Masked Autoencoders Are Scalable Vision Learners (MAE)
Actually a very basic idea: in addition to your autoencoder architecture, you’re going to mask a large part of the image, and force the autoencoder to reconstruct the original image.

- In these results, you still see that it’s actually quite blurry, because it sort of learns the mean
Masked autoencoding idea did not come from this paper, it came from BERT in 2018.
How can masked autoencoding work so well without diffusion?
MAEs don’t need to generate an image pixel-by-pixel from pure noise (like diffusion).
They start with a partially observed image: a small set of visible patches already gives a huge amount of structure (object shapes, colors, layout).
The model’s job is to fill in the missing patches so the whole image is coherent — this is a much lower-entropy task than unconditional generation.
They show good scaling properties.
“we mask random patches of the input image and reconstruct the missing pixels”

They found that MAEs encoder without mask tokens does better. Only the decoder will have access to mask tokens:
[!PDF|255, 208, 0] Masked Autoencoders Are Scalable Vision Learners, p.5
(c) Mask token. An encoder without mask to- kens is more accurate and faste
is there a single mask token or multiple mask token, one for each area that can be masked?
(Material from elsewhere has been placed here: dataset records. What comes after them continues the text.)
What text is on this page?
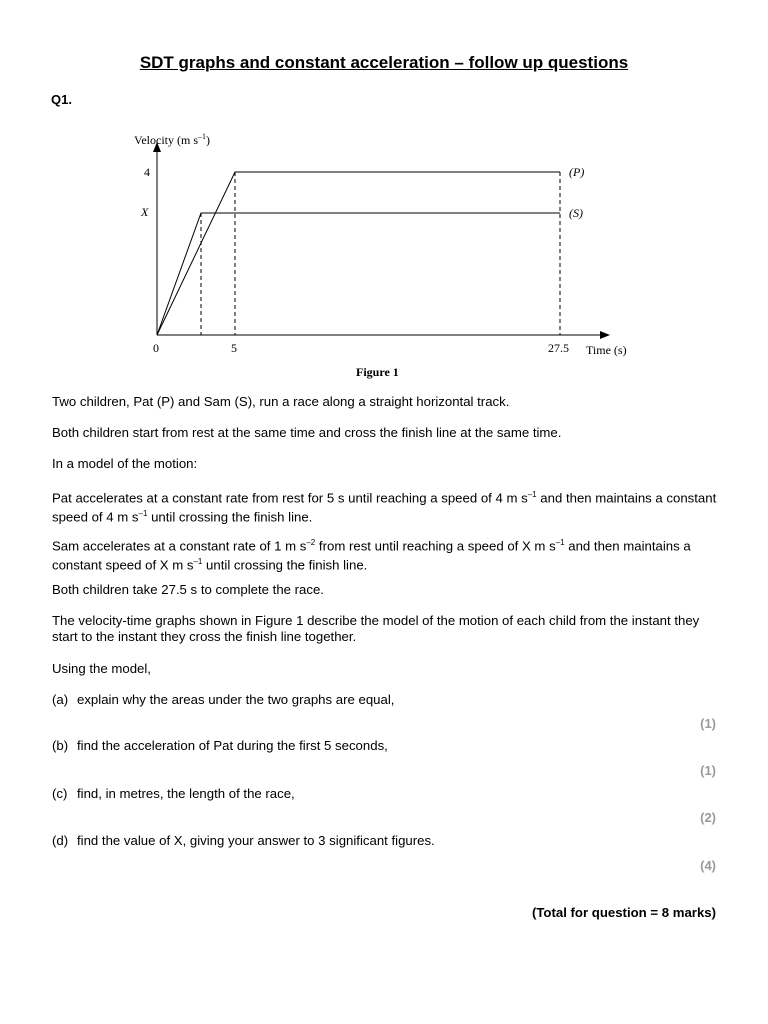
SDT graphs and constant acceleration – follow up questions
Q1.
Velocity (m $s^{-1}$)
Time (s)
4
X
0	5	27.5
(P)
(S)
Figure 1
Two children, Pat (P) and Sam (S), run a race along a straight horizontal track.
Both children start from rest at the same time and cross the finish line at the same time.
In a model of the motion:
Pat accelerates at a constant rate from rest for 5 s until reaching a speed of 4 m $s^{-1}$ and then maintains a constant speed of 4 m $s^{-1}$ until crossing the finish line.
Sam accelerates at a constant rate of 1 m $s^{-2}$ from rest until reaching a speed of X m $s^{-1}$ and then maintains a constant speed of X m $s^{-1}$ until crossing the finish line.
Both children take 27.5 s to complete the race.
The velocity-time graphs shown in Figure 1 describe the model of the motion of each child from the instant they start to the instant they cross the finish line together.
Using the model,
(a) explain why the areas under the two graphs are equal,
(1)
(b) find the acceleration of Pat during the first 5 seconds,
(1)
(c) find, in metres, the length of the race,
(2)
(d) find the value of X, giving your answer to 3 significant figures.
(4)
(Total for question = 8 marks)
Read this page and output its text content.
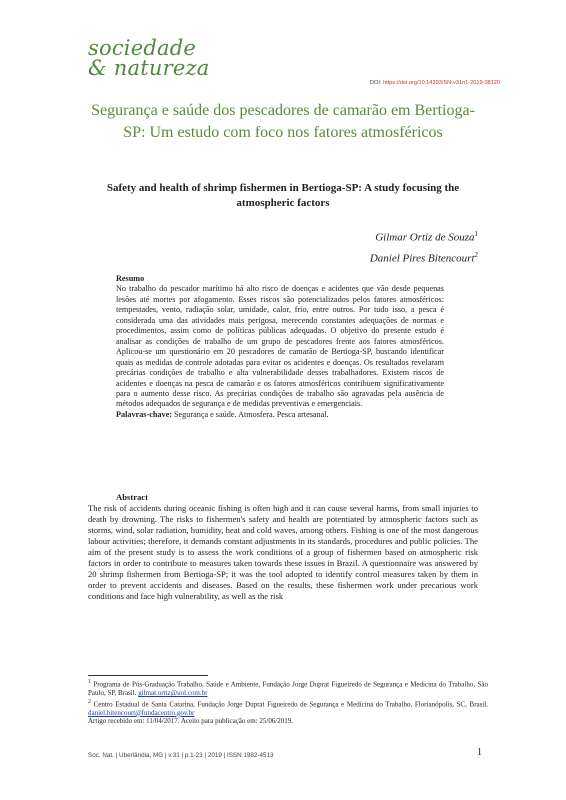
sociedade
& natureza
DOI: https://doi.org/10.14393/SN-v31n1-2019-38120
Segurança e saúde dos pescadores de camarão em Bertioga-SP: Um estudo com foco nos fatores atmosféricos
Safety and health of shrimp fishermen in Bertioga-SP: A study focusing the atmospheric factors
Gilmar Ortiz de Souza$^1$
Daniel Pires Bitencourt$^2$
Resumo
No trabalho do pescador marítimo há alto risco de doenças e acidentes que vão desde pequenas lesões até mortes por afogamento. Esses riscos são potencializados pelos fatores atmosféricos: tempestades, vento, radiação solar, umidade, calor, frio, entre outros. Por tudo isso, a pesca é considerada uma das atividades mais perigosa, merecendo constantes adequações de normas e procedimentos, assim como de políticas públicas adequadas. O objetivo do presente estudo é analisar as condições de trabalho de um grupo de pescadores frente aos fatores atmosféricos. Aplicou-se um questionário em 20 pescadores de camarão de Bertioga-SP, buscando identificar quais as medidas de controle adotadas para evitar os acidentes e doenças. Os resultados revelaram precárias condições de trabalho e alta vulnerabilidade desses trabalhadores. Existem riscos de acidentes e doenças na pesca de camarão e os fatores atmosféricos contribuem significativamente para o aumento desse risco. As precárias condições de trabalho são agravadas pela ausência de métodos adequados de segurança e de medidas preventivas e emergenciais.
Palavras-chave: Segurança e saúde. Atmosfera. Pesca artesanal.
Abstract
The risk of accidents during oceanic fishing is often high and it can cause several harms, from small injuries to death by drowning. The risks to fishermen's safety and health are potentiated by atmospheric factors such as storms, wind, solar radiation, humidity, heat and cold waves, among others. Fishing is one of the most dangerous labour activities; therefore, it demands constant adjustments in its standards, procedures and public policies. The aim of the present study is to assess the work conditions of a group of fishermen based on atmospheric risk factors in order to contribute to measures taken towards these issues in Brazil. A questionnaire was answered by 20 shrimp fishermen from Bertioga-SP; it was the tool adopted to identify control measures taken by them in order to prevent accidents and diseases. Based on the results, these fishermen work under precarious work conditions and face high vulnerability, as well as the risk
$^1$ Programa de Pós-Graduação Trabalho, Saúde e Ambiente, Fundação Jorge Duprat Figueiredo de Segurança e Medicina do Trabalho, São Paulo, SP, Brasil. gilmar.ortiz@uol.com.br
$^2$ Centro Estadual de Santa Catarina, Fundação Jorge Duprat Figueiredo de Segurança e Medicina do Trabalho, Florianópolis, SC, Brasil. daniel.bitencourt@fundacentro.gov.br
Artigo recebido em: 11/04/2017. Aceito para publicação em: 25/06/2019.
Soc. Nat. | Uberlândia, MG | v.31 | p.1-23 | 2019 | ISSN 1982-4513	1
Each of those mask tokens is identical (same vector in parameters), but their positional embedding makes them unique.
Walkthrough (CS231n 2025 Lec 12)
Architecture in one pass
- Patchify + mask. Split image into ViT patches (16×16 or 14×14). Randomly drop 75% — the kept 25% is a tiny fraction.
- Encoder on visible only. Feed the 25% kept patches into a ViT without any mask tokens. Encoder has no knowledge of which positions are missing. Runtime scales with kept-count, so 4× cheaper than encoding all patches.
- Decoder with mask tokens. Concatenate encoder output with a set of learnable mask tokens at the masked positions (plus positional embeddings). Lightweight ViT decoder reconstructs pixel values for all patches.
- Loss on masked patches only. MSE in pixel space, restricted to the 75% that were masked. Reconstructing the visible 25% is trivial (identity) and would leak.
Why the design choices matter
- High 75% mask ratio. At BERT’s 15% ratio the task is trivial (neighbors are very informative). At 75% the model has to learn semantic structure. Ablation in the paper shows 75% is the sweet spot for images.
- Encoder without mask tokens. If mask tokens leak into encoder, it wastes capacity learning the bimodal mask-vs-content distribution. Also kills the 4× speedup.
- Asymmetric depth. Decoder is much lighter than encoder. After pretraining throw the decoder away.
- Pixel MSE is fine. Simpler than predicting VQ-VAE tokens (BEiT) and slightly better in their ablation.
Results
- ViT-H at 448 resolution → 87.8% ImageNet top-1 (ImageNet-1K only, no extra data).
- Training 3× faster than supervised ViT-L at the same final accuracy.
- Transfer to COCO detection, ADE20K segmentation — all beat supervised ViT pretraining.
- Linear probing is comparatively weak — features are not aligned to a linear class boundary. Fine-tuning is the right eval for MAE.
Relationship to contrastive methods
MAE and contrastive (SimCLR/MoCo/DINO) are the two dominant non-pretext SSL families. Rough rule from Lec 12:
- Contrastive — strong linear eval (features are globally semantic), needs lots of negatives / careful collapse prevention.
- MAE — weak linear eval, strong fine-tune / dense prediction (features are locally rich, good for detection + segmentation).
Source
CS231n 2025 Lec 12 slides ~50–65 (MAE architecture, 75% masking ablation, asymmetric encoder-decoder, pixel reconstruction results, ViT-H 448 → 87.8%).